Recent economic developments

The Gambian economy performed well during the previous ECF arrangement, which expired at the end of March 2011. During that period (2007–10), real GDP growth was robust and inflation was low-to-moderate, despite the global financial crisis and sharp food and fuel price shocks. Moreover, growth was inclusive and the incidence of poverty fell considerably. However, the fiscal deficit widened substantially in the latter years of

the program, due to a steady erosion of revenues and large extra-budgetary spending, leading to a sharp increase in costly domestic debt.

In the 2011–12 agricultural season, a severe drought resulted in a major crop failure, putting about one-fourth of the population at risk. Initially, the government will bear much of the cost of relief efforts, notably imports of food, seeds, and fertilizer. Despite this severe shock, the authorities have been able to maintain macroeconomic stability, thanks largely to an ample stock of official international reserves.

The crop failure will affect economic growth over the near and medium term. Real GDP is projected to contract by 1½–2 percent in 2012, reflecting effects of the crop failure carrying over into the first half of 2012. With a recovery in agriculture spread over 2–3 years, real GDP is projected at about 8–10 percent a year in 2013–14, provided there is an effective response to the drought by the government, aid agencies, and development partners.

However, this outlook depends on sound macroeconomic policies and is subject to a number of downside risks, mainly the heavy debt burden, a potentially prolonged weakness in the global economy, particularly in Europe, and possible terms of trade shocks, especially on food and fuel prices, and weather-related shocks.”

After government got the second tranche of the SDR 18.66 million (about US$28.3 million) government simply walked away from the arrangement failing to honor most of its obligations. IMF is normally a very tough institution to have to deal with but when it comes to countries with the least income and particularly if extraordinarily small and resource poor, it tends bend over backwards in order to accommodate them.

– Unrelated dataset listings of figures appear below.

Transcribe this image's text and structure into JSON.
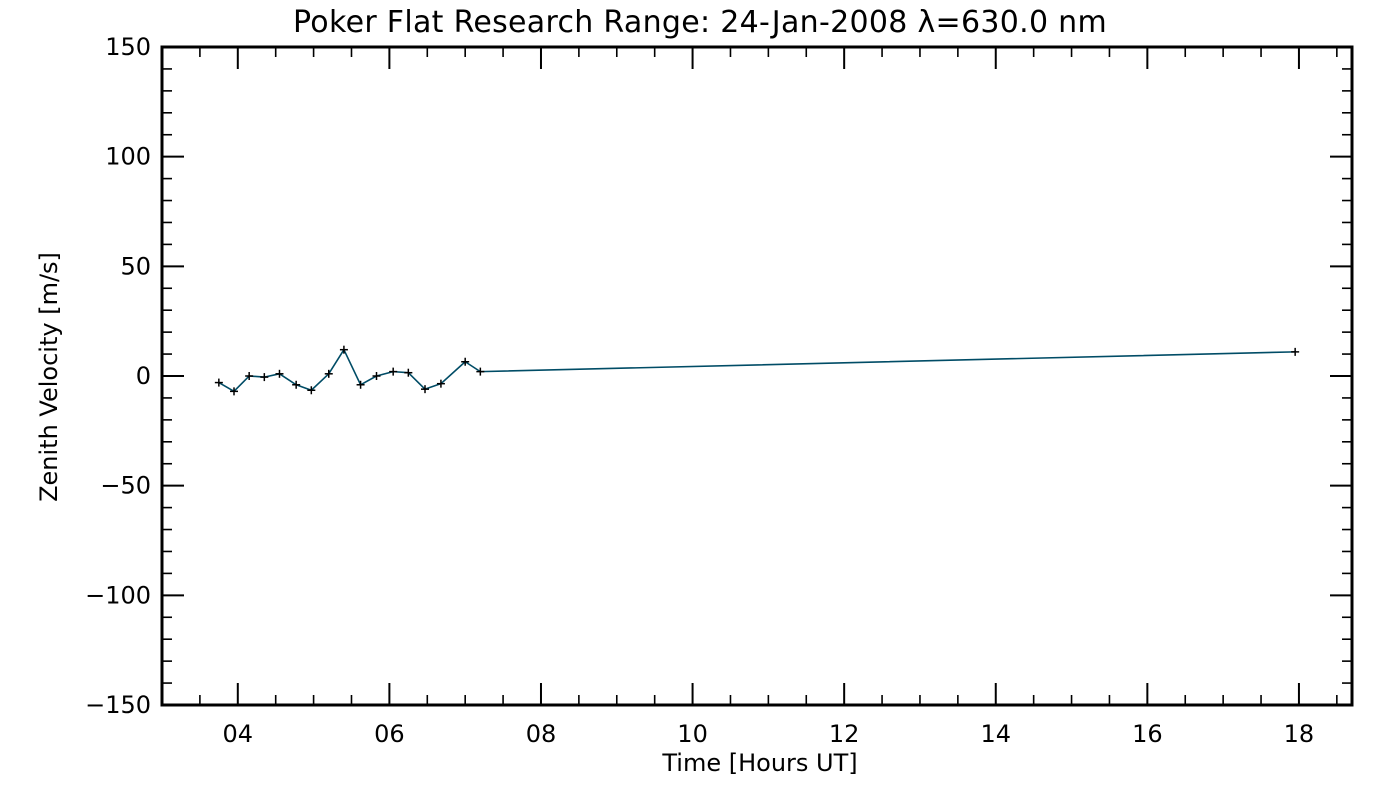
{
  "chart_data": {
    "type": "line",
    "title": "Poker Flat Research Range: 24-Jan-2008 λ=630.0 nm",
    "xlabel": "Time [Hours UT]",
    "ylabel": "Zenith Velocity [m/s]",
    "xlim": [
      3.0,
      18.7
    ],
    "ylim": [
      -150,
      150
    ],
    "x_ticks": [
      4,
      6,
      8,
      10,
      12,
      14,
      16,
      18
    ],
    "x_tick_labels": [
      "04",
      "06",
      "08",
      "10",
      "12",
      "14",
      "16",
      "18"
    ],
    "y_ticks": [
      -150,
      -100,
      -50,
      0,
      50,
      100,
      150
    ],
    "y_tick_labels": [
      "−150",
      "−100",
      "−50",
      "0",
      "50",
      "100",
      "150"
    ],
    "grid": false,
    "series": [
      {
        "x": [
          3.75,
          3.95,
          4.15,
          4.35,
          4.55,
          4.77,
          4.97,
          5.2,
          5.4,
          5.62,
          5.83,
          6.05,
          6.25,
          6.47,
          6.68,
          7.0,
          7.2,
          17.95
        ],
        "y": [
          -3,
          -7,
          0,
          -0.5,
          1,
          -4,
          -6.5,
          1,
          12,
          -4,
          0,
          2,
          1.5,
          -6,
          -3.5,
          6.5,
          2,
          11
        ],
        "color": "#004c66",
        "marker": "+"
      }
    ]
  }
}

The IMF would not tolerate what it has been doing with The Gambia with a country like say Ghana, Senegal or Niger for instance.

We Gambians are grateful for this regard by the institution, but when the regard is misused by government to enable it wage a war of economic strangulation of citizens, we detest both government and the IMF.

Bhaswar Mukhopadhyay and his men left after strongly calling on government to rescind its May 4th executive order. We are watching to see when Jammeh will comply.